Rachel's Challenge: Practice Positive Gossip
In my son's 2009-2010 yearbook, I noticed the school had an assembly entitled "Rachel's Challenge." Rachel was one of the students murdered at Columbine High School. In the ashes of this tragic event, rose a national effort challenging middle school and high school students to exercise kindness instead of being mean, forgiving instead of hating and caring outside of their own self interest. I was moved to see how a criminal, mindless and terrible act was being used to get students to be honest, kind to one another and think outside the box in expressing respect.
As a performance art piece to open everyone's eyes to the importance of being nice, students made a long paper chain, in which each link had writing from a student describing his/her own act of kindness to themselves, others and towards the planet. Positive gossip was encouraged (online and offline) to get students to say nice things about each other. WOW!
Middle school for me in the 1970s was one of the cruelest and saddest periods of my life.
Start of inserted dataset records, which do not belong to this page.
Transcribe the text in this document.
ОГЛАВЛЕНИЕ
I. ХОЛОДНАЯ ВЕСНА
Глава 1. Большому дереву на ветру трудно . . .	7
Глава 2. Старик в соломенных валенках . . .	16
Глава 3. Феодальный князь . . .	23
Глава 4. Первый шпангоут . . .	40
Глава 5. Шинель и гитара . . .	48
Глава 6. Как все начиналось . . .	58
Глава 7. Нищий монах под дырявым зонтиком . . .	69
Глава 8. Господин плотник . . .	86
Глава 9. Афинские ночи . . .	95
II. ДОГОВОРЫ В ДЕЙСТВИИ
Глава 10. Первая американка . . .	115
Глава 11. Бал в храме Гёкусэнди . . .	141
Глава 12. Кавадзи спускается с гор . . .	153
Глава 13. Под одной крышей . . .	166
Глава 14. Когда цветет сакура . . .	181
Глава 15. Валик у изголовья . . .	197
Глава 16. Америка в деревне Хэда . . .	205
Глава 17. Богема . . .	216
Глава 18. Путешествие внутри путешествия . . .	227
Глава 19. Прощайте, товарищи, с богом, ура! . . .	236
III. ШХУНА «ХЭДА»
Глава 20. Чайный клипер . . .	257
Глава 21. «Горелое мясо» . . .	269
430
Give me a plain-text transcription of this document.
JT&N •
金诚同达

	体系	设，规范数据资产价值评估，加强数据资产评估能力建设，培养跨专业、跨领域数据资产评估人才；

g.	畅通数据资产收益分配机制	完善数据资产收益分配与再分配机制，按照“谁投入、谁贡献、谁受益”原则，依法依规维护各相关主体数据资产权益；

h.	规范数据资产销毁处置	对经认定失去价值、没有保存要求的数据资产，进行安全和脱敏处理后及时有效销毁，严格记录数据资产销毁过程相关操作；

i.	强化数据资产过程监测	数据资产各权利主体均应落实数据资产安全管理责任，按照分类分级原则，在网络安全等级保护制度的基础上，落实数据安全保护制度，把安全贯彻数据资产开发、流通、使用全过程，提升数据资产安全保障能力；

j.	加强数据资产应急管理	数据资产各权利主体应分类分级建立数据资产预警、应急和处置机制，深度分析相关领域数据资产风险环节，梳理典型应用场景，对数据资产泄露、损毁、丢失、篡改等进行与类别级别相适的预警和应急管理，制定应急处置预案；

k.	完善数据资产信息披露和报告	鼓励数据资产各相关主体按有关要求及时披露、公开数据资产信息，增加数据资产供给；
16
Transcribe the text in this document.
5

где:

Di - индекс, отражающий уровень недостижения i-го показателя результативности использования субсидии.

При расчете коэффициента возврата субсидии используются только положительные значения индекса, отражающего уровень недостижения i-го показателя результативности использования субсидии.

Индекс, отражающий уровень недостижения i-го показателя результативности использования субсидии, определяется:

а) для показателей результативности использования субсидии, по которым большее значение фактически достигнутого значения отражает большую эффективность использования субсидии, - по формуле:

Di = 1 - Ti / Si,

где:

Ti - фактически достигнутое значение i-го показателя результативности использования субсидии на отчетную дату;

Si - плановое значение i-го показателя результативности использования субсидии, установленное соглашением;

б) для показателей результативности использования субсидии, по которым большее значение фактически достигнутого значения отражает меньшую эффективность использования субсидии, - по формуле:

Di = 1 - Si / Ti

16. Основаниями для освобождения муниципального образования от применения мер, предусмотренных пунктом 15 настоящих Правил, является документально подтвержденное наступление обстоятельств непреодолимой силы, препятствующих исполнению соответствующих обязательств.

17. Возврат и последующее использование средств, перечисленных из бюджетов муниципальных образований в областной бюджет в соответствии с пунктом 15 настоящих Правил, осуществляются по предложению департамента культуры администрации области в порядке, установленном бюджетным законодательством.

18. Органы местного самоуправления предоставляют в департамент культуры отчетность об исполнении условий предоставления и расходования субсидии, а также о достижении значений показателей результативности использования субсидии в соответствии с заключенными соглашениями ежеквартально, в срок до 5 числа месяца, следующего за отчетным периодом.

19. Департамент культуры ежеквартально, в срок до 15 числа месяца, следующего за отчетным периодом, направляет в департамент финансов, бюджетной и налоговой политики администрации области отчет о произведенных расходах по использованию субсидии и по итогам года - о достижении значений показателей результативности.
We were terrible to one another because we were all afraid. Today, I'm glad people have shown the courage to turn a nightmare such as Columbine into a positive goal setting experience that makes a difference.
Reader Comments (1)
Incredible how some tragedies are so severe, that they have the ability to strike a nerve and in some cases, inspire enormous outpourings of care and awareness. What a fantastic inclusion in the school system. Imagine if this was a nation wide, locally implemented program? Perhaps, middle school itself, one of the most awkward times of self doubt, would become a little friendlier.